# Starter Problems Ferguson TO 20



## John12 (May 30, 2021)

I have had this tractor for about 25 years.
My starter bit the dust. the brushes wear all used up down to the metal.
I ordered an aftermarket 6-volt starter ( 162.00) while trying to start it the new starter quit working. I sent it back and got a refund. The tractor has been getting hard to start.
I thought I just got a bad starter, but I ordered another one from a different place ( 119.00) and today I was cleaning up the wiring connections and trying to start it and this starter quit. I am using a 12-volt battery as a starting battery, have for 25 years, thats what it had in it when I bought it.
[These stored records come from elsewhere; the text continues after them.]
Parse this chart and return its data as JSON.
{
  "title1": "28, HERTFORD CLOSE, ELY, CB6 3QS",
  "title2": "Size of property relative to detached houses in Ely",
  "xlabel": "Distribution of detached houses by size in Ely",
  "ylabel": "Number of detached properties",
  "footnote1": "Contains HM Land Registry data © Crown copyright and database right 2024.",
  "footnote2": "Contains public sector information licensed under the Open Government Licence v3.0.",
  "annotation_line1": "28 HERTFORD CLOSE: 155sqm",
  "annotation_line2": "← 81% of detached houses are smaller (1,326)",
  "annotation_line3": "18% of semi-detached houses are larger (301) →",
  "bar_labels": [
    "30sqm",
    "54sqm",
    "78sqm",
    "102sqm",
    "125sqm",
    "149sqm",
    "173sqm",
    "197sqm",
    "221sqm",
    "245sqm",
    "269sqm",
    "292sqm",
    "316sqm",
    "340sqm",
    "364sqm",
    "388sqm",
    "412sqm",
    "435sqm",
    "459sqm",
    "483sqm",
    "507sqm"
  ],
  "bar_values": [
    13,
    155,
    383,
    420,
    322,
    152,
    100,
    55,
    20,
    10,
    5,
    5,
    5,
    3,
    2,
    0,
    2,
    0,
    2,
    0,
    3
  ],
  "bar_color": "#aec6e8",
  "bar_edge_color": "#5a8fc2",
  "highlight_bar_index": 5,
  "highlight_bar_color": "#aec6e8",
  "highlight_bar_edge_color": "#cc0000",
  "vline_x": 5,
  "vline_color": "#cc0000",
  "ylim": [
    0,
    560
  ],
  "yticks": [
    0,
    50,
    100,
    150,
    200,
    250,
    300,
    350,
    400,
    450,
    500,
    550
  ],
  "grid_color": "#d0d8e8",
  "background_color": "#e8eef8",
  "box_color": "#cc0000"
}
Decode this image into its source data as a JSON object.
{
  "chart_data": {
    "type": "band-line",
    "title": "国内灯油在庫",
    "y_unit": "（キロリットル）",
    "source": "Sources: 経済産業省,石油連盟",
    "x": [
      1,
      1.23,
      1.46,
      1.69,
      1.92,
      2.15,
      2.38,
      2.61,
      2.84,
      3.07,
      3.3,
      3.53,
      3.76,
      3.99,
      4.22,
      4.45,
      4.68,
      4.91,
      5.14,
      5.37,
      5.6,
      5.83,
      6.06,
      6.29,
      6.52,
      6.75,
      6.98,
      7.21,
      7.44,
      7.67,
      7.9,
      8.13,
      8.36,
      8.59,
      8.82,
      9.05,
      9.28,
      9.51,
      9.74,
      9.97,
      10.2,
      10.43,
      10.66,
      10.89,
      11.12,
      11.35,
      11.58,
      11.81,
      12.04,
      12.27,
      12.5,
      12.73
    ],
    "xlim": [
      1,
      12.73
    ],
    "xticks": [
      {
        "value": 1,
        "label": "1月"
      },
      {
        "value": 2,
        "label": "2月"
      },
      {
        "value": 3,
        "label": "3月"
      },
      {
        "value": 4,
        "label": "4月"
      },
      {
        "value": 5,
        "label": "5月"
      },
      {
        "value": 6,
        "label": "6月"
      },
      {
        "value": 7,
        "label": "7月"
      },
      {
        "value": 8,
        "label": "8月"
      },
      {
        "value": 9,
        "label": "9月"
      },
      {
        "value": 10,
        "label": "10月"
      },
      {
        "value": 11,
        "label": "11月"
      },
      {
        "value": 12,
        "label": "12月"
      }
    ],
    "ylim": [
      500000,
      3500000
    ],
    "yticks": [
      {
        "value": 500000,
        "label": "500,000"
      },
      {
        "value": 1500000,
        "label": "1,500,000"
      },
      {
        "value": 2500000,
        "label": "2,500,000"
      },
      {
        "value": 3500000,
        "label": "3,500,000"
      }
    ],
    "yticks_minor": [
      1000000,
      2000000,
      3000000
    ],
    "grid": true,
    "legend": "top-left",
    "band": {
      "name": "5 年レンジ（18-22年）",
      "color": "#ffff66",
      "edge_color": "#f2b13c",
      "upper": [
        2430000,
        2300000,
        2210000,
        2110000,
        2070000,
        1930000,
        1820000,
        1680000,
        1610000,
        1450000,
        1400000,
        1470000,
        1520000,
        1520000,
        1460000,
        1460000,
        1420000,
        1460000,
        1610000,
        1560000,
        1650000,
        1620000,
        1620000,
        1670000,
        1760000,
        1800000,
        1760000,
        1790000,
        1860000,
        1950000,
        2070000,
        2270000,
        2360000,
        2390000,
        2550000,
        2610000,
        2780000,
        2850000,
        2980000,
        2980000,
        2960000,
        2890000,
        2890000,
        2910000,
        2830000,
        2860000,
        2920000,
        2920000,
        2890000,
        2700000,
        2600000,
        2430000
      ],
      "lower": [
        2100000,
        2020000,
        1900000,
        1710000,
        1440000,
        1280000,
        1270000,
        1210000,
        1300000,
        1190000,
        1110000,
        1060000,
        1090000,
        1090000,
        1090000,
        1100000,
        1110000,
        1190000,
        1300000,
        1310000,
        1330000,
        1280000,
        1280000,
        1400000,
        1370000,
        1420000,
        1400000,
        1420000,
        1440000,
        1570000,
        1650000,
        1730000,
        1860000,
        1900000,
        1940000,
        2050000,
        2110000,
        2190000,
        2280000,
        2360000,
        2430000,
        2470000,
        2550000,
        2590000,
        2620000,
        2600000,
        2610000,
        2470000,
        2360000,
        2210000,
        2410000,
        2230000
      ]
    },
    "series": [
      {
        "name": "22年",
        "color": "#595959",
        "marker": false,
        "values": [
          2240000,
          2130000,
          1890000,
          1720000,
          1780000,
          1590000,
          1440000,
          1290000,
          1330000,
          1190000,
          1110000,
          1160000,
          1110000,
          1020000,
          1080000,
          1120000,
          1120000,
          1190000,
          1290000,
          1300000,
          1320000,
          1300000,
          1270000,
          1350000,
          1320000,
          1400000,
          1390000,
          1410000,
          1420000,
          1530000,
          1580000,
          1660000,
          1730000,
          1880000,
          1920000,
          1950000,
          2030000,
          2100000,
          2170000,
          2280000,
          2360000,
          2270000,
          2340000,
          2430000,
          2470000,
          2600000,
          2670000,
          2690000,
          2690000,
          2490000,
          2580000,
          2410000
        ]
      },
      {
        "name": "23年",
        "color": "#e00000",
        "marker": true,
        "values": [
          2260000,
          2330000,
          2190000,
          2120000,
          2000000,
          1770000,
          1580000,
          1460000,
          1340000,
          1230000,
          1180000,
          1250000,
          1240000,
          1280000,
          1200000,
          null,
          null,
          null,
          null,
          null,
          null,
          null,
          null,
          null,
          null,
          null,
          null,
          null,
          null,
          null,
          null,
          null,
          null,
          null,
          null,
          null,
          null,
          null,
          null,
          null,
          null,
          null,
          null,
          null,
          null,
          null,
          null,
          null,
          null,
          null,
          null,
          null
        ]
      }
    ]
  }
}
I was careful by not cranking to starter for very long.
I have not converted it to 12 volts, I just keep the battery charged, the generator never has worked.
I should have ordered a 12-volt starter, the 12-volt is more expensive and I thought I would be okay with another 6-volt.
I did find a couple of 12-volt starters that I think will work.
Ferguson Starter, 12 Volt for Ferguson 35,50,65,202,204,302,356,TO35,TO20,TO30 - 1107226

New 12 Volt USA Built Conversion Starter Massey Ferguson Tractor TO20 TO30 TO35 | eBay

Amazon.com: New USA! Built Starter 12 Volt Replacement for Massey Ferguson Agricultural Tractors TO-20 1948 1949 1950 1951 TO-30 TO-35 Continental Z-129 1951-1954 10461661 1109457 181-541-M91 44-9904 91-01-4448N: Automotive

Does anybody have any suggestions or thoughts?


----------



## BigT (Sep 15, 2014)

Hello John, welcome.

I think that I would tow-start the tractor to get it running, rather rather than killing your new starters trying to get it started. .


----------



## Fedup (Feb 25, 2014)

The "replacement" electrical components sold today are by no means the same quality of what was sold 25 years ago. If you choose to use a 12 volt battery, get a 12 volt starter. Its chances of survival will be much greater, particularly if the engine requires extra cranking to get it started. Adding a 12 volt charging system or not is a judgement call. You're getting by with the current method, so if you don't mind it, stay with it. There are plenty of conversion kits available, yes, but most aren't truly the "bolt on" packages they claim to be. The brackets are often poorly made, and they don't always fit or work without modification. The alternator supplied won't exactly fit where the generator did, it will require a longer belt, and often the pulley size and alignment may require some adjustment. I've installed a number of them from a variety of sources, and very few actually fell into place, fit well with pulleys in proper alignment straight out of the box.


----------



## John12 (May 30, 2021)

I think I will order a 12-volt starter, I just bought a new battery.
I have installed new plugs, points, condenser, distributor cap, and plug wires. I have a good spark so I think I have carburetor problems.
I am going to sell this tractor when I get it running good. I bought a new Kubota, I needed a bucket loader and I am 74 and think it is time for a little luxury.
Thanks for the replys,
John


----------



## John12 (May 30, 2021)

I got My Ferguson started. It runs real good, the 12-volt starter turns it over a lot faster than the 6 volt.
I have it all cleaned up ready for sale, also I have a Ferguson two bottom plow that I am going to sell with it.


----------